云勉的手冻的有些僵硬,靠着杯壁上的热度才缓过来,他朝珠仪笑道:“我没事,一会儿我自己擦吧。”
珠仪嗔怪,说他还是不懂照顾自己,这么冷的天穿这么薄就出来,也不怕冻感冒。珠仪絮叨时,云勉就低头傻呵呵的笑,他喜欢姐姐絮絮的念,话语里是溢出来的关怀,而他是躺在棉花糖上打滚的小人儿,尝着幸福的甜。
“年前咱找个时间一块回趟老家吧,去看看阿爸。

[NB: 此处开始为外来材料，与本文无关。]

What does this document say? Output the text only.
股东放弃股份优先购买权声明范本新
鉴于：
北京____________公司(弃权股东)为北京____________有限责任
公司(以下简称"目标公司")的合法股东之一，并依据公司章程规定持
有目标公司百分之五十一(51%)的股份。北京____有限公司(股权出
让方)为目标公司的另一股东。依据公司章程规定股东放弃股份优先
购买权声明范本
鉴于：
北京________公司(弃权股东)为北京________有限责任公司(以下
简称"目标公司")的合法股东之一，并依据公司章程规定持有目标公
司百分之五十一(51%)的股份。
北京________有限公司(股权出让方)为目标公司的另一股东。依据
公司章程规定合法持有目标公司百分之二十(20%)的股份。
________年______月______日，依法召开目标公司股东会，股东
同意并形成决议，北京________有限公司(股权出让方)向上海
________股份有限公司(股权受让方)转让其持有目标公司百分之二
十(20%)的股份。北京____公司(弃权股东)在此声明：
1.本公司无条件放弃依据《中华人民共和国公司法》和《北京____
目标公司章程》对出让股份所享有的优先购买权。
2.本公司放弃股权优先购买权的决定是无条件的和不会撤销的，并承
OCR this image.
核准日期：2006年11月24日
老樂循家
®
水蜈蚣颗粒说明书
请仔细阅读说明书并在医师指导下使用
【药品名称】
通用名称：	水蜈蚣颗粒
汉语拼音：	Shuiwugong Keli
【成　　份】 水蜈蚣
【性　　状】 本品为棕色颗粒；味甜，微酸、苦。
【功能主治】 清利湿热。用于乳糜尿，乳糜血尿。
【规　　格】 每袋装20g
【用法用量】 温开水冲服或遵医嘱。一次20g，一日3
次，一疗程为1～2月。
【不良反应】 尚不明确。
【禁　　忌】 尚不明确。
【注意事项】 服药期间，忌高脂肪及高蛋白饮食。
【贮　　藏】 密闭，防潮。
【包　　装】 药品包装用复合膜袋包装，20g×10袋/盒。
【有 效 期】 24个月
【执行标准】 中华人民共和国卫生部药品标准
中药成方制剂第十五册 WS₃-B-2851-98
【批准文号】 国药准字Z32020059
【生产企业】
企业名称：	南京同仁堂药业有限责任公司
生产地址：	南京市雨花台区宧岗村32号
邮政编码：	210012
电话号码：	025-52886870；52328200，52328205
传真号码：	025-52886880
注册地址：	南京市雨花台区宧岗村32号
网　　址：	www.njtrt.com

”珠仪说道,“小栓哥跟我讲,阿爸坟上的野草长满了,要清一清呢。”
云勉掰着手指头算,上一次回家看阿爸也要在去年了,是该回去看看。
他们阿爸是在云勉上初中时过世的。阿爸在山沟沟里当了一辈子的老师,没有结婚也没有子女,云勉和珠仪都是孤儿,阿爸心善,先后收养了他们,给他们饭吃,还教他们识字念书。可惜好人没好报,四十出头的年纪就得了不治之症,发现时就已经是晚期,没过多久就撒手人寰。
阿爸走后,云勉和珠仪就又成了孤儿。
珠仪那时候上高中,成绩很好,考试回回都能考年级前十。她退学回家的时候,她的班主任特意追到家里来劝她,要她不要放弃上学。珠仪给那位女老师泡了阿爸最喜欢的茶,一下午的光景过去,班主任湿润着眼眶离开。